Bu iki dergide öykülerim ve denemelerim yer bulunca galiba yazın dünyasına giriyorum, dedim. Böyle buralarda yazma heyecanını yaşamaya başladığım günlerde Türk Dili yazı kurulu benden Oğuz Tansel’le bir röportaj yapmamı istemişti.
Büyük dergiler artık yazı da istiyorlar benden. 1977 yılında çocuk yazını dalında ilk kez verilen ödülü Oğuz Tansel kazanmıştı. Tabir caizse ilkyazı siparişini alıyorum yazar olarak.
Uzun uzun hazırlığımı yaptım, sorularımı hazırladım, sözleştiğimiz gibi evinde buluştuk Oğuz Tansel’le. Sanırım yalnız kızlarından biri vardı o gün yanında. İkimiz bir masa başına oturduk.
Rakı çoktan hazırlanmış, üstadın önünde. İlk kez tanışsak da yüzüne, hatta sohbetine yabancı değilim. Ankara’da Remzi ağabeyin Toplum Kitabevi çoğu yazarların ilk karşılaştıkları yer olmuştur. Anadolu güneşiyle yanmış o kemikli, zayıf yüze yabancı değilim, çünkü ben de Toplum Kitabevine gidip gelenlerdenim. O günlerde tanısı yeni konmuş ülserimle başım dertte, bu yüzden rakı ikramını kabul edemiyorum.

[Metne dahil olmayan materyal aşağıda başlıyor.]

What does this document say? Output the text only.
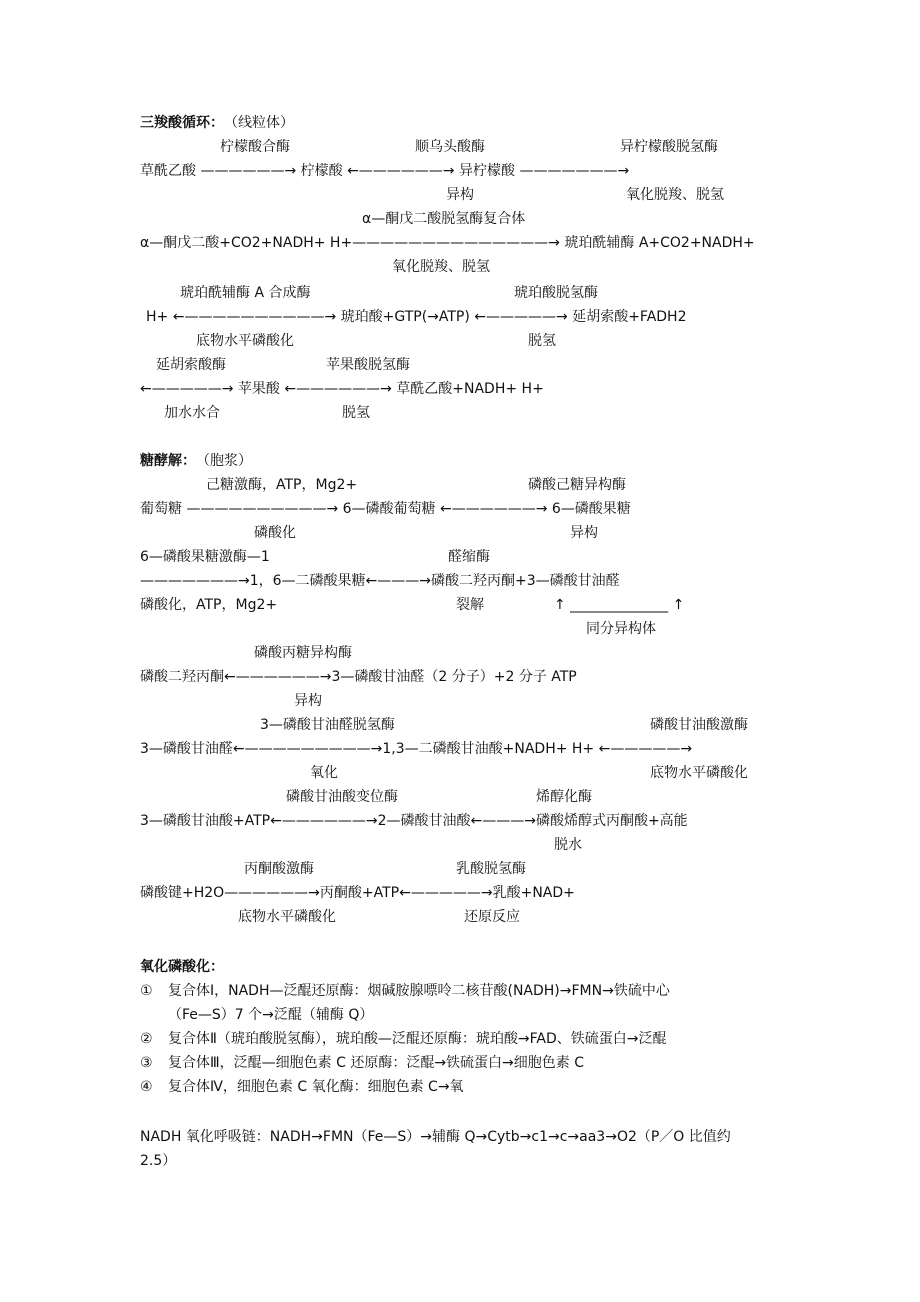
三羧酸循环： （线粒体）
柠檬酸合酶	顺乌头酸酶	异柠檬酸脱氢酶
草酰乙酸 ——————→ 柠檬酸 ←——————→ 异柠檬酸 ———————→
异构	氧化脱羧、脱氢
α—酮戊二酸脱氢酶复合体
α—酮戊二酸+CO2+NADH+ H+——————————————→ 琥珀酰辅酶 A+CO2+NADH+
氧化脱羧、脱氢
琥珀酰辅酶 A 合成酶	琥珀酸脱氢酶
H+ ←——————————→ 琥珀酸+GTP(→ATP) ←—————→ 延胡索酸+FADH2
底物水平磷酸化	脱氢
延胡索酸酶	苹果酸脱氢酶
←—————→ 苹果酸 ←——————→ 草酰乙酸+NADH+ H+
加水水合	脱氢
糖酵解： （胞浆）
己糖激酶，ATP，Mg2+	磷酸己糖异构酶
葡萄糖 ——————————→ 6—磷酸葡萄糖 ←——————→ 6—磷酸果糖
磷酸化	异构
6—磷酸果糖激酶—1	醛缩酶
———————→1，6—二磷酸果糖←———→磷酸二羟丙酮+3—磷酸甘油醛
磷酸化，ATP，Mg2+	裂解	↑ ______________ ↑
同分异构体
磷酸丙糖异构酶
磷酸二羟丙酮←——————→3—磷酸甘油醛（2 分子）+2 分子 ATP
异构
3—磷酸甘油醛脱氢酶	磷酸甘油酸激酶
3—磷酸甘油醛←—————————→1,3—二磷酸甘油酸+NADH+ H+ ←—————→
氧化	底物水平磷酸化
磷酸甘油酸变位酶	烯醇化酶
3—磷酸甘油酸+ATP←——————→2—磷酸甘油酸←———→磷酸烯醇式丙酮酸+高能
脱水
丙酮酸激酶	乳酸脱氢酶
磷酸键+H2O——————→丙酮酸+ATP←—————→乳酸+NAD+
底物水平磷酸化	还原反应
氧化磷酸化：
① 复合体Ⅰ，NADH—泛醌还原酶：烟碱胺腺嘌呤二核苷酸(NADH)→FMN→铁硫中心
（Fe—S）7 个→泛醌（辅酶 Q）
② 复合体Ⅱ（琥珀酸脱氢酶），琥珀酸—泛醌还原酶：琥珀酸→FAD、铁硫蛋白→泛醌
③ 复合体Ⅲ，泛醌—细胞色素 C 还原酶：泛醌→铁硫蛋白→细胞色素 C
④ 复合体Ⅳ，细胞色素 C 氧化酶：细胞色素 C→氧
NADH 氧化呼吸链：NADH→FMN（Fe—S）→辅酶 Q→Cytb→c1→c→aa3→O2（P／O 比值约
2.5）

O içmeye devam ediyor. Dedi ki bir ara: "Kemal Bey, başarısızlıklar beni etkiliyor, içime kapanıyorum." Aslında elimdeki soruları bir yana bırakıp buradan başlamalıydım söyleşiye, toyluk işte...

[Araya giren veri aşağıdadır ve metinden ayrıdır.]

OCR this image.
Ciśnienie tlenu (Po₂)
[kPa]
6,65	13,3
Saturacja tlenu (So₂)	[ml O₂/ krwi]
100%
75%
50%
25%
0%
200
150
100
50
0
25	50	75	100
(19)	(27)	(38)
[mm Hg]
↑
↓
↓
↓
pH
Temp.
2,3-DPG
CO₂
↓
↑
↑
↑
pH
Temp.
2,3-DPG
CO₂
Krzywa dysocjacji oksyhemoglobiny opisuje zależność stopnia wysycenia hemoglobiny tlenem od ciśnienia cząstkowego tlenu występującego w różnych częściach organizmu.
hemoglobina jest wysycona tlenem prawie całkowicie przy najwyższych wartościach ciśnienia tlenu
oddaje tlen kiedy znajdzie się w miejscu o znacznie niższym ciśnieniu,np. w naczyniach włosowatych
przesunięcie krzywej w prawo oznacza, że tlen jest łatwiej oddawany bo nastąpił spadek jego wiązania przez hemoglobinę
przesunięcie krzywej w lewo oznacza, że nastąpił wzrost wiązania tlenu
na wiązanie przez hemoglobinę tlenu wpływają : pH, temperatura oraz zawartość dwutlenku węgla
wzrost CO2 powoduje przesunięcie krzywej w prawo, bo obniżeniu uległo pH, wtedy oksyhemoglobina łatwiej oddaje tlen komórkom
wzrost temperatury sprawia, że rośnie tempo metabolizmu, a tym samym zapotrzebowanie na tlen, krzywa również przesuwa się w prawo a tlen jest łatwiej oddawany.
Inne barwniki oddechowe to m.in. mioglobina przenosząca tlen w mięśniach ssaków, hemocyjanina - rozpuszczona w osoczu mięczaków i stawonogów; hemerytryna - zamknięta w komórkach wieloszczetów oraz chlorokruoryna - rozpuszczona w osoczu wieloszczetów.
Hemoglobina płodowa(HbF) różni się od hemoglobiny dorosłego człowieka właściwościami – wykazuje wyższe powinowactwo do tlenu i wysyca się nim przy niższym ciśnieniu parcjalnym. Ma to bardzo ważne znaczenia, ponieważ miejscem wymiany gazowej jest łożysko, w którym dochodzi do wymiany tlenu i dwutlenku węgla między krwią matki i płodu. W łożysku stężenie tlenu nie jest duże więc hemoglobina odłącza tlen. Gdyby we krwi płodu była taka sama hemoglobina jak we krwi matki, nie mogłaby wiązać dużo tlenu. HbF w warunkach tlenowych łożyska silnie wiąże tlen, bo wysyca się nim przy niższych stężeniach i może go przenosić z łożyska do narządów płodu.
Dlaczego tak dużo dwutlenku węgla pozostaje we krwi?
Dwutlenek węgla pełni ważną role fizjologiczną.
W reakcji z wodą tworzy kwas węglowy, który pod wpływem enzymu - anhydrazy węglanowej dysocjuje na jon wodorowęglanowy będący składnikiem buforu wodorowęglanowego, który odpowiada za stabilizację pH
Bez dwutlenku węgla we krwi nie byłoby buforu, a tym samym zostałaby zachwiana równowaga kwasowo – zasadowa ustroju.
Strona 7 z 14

Özel dünyasına fazla girmiyorum. Sormam gerekeni o gün sormayınca bu gün kendimce yorumlar yapıyorum, nelerdi onu içine döndüren? Kaçırdığı trenler, otobüsler mi vardı? O kendini nerelerde görmek istiyordu bilemiyorum, ama bana göre Oğuz Tansel’in yeri üniversite kürsüleriydi.

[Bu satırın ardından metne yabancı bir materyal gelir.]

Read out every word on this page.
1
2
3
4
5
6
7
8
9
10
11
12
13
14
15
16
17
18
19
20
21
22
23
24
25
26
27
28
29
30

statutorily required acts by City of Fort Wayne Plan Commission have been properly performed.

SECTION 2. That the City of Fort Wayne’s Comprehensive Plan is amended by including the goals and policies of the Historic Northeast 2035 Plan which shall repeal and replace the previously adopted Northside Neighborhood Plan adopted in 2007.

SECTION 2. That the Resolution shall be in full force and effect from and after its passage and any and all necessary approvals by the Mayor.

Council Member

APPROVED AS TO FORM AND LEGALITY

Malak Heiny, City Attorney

Örneğin DTCF’de Halkbilimi ya da edebiyat bölümüydü yeri. Oğuz Tansel gibilere öylesine gereksinme vardı ki buralarda. Çok yakışır, çok şey katardı bu alanlara. Bu bölümlerde Oğuz Tansel gibi iki üç kişi olsa, inanın buraların kaderi değişirdi. Yalnız bilim değil, özgür düşünce girerdi bu bölümlere.
Şiirden, edebiyattan anlayan insanlar yetişirdi. Masalı bir masalcıdan öğrenmek ne güzel olurdu. Şiiri bir şairden öğrenmek de hoş olurdu. Hu diyenin huyu kurusun Dolmanın suyu kurusun Bu Meteli dinlemeyenin Fıçısının dibi çürüsün 1940 kuşağının özgün şairi, Savrulmayı Bekleyen Harman’ın şairi Oğuz Tansel, geride güzel masallar bıraktı. Onun masallarını okuyunca, Anadolu’da dil dışı bırakılmış bir dil olduğunu görecekseniz.
Kızı Prof. Aysıt Tansel ve Metin Turan’ın çabalarıyla hazırlanmış Oğuz Tansel Kitabı’nda Fakir Baykurt’tan Ahmet Say’a, Mahmut Makal’dan Fikret Otyam’a onlarca dostunun yazısı var. Ne güzel dostları olmuş Oğuz Tansel’in...
Daha önce babasıyla ilgili bize güzel bir belgesel de izleten kızı Prof. Aysıt Tansel gerçekten hayırlı bir evlat, onu bir kez daha kutluyorum.